Furthermore, in an age of hyper-globalization, it is realistic to assume that more Israelis travel abroad, especially to the United States, and for extended periods. There, whether they relocate for business, or academia, or a myriad of leadership or other programs, they encounter local, mostly non-Orthodox communities who offer a new and different approach to Jewish practice detached from the pressures of Israel’s social reality. Additionally, tens of thousands of Israeli soldiers have accompanied Birthright groups in Israel and been exposed to mostly Reform or Conservative Jews from around the world. This has made non-Orthodox Jewish practice less foreign to Israelis than it may have been before.48
Therefore, we can summarize this section by saying that most secular Israelis are not secular or atheists and largely seek to engage with Jewish practice around holiday commemoration and life-cycle events.

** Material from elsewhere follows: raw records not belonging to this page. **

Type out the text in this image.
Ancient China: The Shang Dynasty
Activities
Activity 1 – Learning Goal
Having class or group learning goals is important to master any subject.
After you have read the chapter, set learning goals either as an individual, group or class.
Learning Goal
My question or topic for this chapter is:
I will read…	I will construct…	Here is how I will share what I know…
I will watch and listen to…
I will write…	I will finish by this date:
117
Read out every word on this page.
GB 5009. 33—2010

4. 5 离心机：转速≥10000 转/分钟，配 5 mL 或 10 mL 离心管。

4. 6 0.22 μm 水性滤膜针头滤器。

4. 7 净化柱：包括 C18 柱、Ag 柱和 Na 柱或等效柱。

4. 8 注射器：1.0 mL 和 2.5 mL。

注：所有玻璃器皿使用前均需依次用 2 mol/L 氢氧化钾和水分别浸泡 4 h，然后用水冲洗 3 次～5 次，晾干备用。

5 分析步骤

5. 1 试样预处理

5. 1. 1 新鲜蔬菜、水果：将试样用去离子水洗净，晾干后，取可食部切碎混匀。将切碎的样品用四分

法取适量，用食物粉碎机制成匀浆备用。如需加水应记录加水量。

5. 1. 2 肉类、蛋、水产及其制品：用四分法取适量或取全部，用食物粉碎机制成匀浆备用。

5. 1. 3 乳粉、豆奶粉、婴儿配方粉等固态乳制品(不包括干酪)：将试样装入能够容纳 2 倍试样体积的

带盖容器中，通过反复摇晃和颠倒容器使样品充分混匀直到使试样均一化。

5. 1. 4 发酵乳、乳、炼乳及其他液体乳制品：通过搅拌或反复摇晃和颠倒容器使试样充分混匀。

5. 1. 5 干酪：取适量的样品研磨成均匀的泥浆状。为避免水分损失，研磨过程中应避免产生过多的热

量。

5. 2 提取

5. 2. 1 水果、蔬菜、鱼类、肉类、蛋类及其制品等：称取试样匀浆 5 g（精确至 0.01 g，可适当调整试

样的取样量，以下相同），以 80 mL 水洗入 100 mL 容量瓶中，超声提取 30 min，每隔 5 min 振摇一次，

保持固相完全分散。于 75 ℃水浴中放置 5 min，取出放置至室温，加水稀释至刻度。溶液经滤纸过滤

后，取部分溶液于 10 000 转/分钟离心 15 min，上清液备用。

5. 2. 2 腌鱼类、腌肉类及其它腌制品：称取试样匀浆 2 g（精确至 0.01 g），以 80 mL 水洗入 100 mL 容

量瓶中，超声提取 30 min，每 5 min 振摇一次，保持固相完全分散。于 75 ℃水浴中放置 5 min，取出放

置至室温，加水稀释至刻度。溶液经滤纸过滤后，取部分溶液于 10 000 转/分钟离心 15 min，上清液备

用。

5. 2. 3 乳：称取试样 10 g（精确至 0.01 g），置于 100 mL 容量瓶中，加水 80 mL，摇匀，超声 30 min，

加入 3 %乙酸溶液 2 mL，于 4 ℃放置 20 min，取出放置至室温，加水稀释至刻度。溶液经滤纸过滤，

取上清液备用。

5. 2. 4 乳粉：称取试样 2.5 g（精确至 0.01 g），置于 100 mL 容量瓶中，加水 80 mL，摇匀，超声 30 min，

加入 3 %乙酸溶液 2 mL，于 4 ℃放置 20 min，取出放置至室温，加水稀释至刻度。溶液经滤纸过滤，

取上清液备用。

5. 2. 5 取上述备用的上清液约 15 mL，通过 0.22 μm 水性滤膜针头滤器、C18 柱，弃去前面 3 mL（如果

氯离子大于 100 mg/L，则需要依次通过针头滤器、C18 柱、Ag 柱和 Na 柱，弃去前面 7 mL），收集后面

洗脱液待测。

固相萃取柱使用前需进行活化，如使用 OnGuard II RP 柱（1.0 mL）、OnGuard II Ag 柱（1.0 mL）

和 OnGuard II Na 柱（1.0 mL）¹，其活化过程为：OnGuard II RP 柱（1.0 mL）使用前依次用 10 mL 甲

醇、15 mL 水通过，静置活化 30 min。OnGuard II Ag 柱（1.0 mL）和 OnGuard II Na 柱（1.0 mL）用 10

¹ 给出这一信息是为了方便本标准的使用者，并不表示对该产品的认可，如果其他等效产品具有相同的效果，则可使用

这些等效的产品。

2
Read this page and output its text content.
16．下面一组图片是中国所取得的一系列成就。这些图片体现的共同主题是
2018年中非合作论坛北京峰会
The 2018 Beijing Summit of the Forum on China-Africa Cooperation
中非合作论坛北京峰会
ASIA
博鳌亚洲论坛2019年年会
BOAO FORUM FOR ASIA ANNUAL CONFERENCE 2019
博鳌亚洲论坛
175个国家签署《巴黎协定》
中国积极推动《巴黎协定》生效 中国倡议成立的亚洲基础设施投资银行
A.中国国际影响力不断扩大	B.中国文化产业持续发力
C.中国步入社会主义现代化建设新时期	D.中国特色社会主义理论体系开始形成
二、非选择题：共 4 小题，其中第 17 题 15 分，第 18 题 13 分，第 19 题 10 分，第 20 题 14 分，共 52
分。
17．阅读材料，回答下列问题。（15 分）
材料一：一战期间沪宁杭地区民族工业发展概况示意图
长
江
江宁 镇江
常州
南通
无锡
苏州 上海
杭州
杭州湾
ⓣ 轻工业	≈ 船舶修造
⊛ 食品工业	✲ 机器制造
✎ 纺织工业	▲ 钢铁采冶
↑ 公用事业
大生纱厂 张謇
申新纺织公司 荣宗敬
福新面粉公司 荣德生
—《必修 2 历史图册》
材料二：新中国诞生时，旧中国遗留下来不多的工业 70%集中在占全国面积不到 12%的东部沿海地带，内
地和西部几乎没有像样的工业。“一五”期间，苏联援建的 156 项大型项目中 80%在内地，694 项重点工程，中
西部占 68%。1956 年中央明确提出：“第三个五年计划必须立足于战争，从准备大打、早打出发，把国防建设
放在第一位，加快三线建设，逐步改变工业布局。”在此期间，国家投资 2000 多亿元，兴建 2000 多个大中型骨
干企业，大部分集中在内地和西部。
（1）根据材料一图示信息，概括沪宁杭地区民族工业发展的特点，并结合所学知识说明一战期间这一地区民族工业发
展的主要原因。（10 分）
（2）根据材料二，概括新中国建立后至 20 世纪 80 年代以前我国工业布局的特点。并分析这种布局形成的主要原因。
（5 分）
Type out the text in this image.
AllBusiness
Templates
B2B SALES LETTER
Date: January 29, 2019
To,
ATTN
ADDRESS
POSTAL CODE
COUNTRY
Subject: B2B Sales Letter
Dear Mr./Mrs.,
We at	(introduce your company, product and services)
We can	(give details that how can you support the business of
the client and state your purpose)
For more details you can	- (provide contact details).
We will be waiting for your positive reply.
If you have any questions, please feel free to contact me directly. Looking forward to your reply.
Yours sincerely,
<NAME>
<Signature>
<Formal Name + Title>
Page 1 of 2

However, as they are turned off from Orthodox Judaism, and are increasingly exposed to non-Orthodox alternatives, we witness a gradual process whereby over the past few decades, secular and traditional Israelis see the non-Orthodox Jewish movements as increasingly legitimate, and at times, a more legitimate framework for these expressions than Orthodox ones. These three elements combine to help explain why anywhere from half a million to 850,000 Israeli Jews self-identify, in survey after survey, as either Reform or Conservative when “no stream” or Orthodox also appear as options.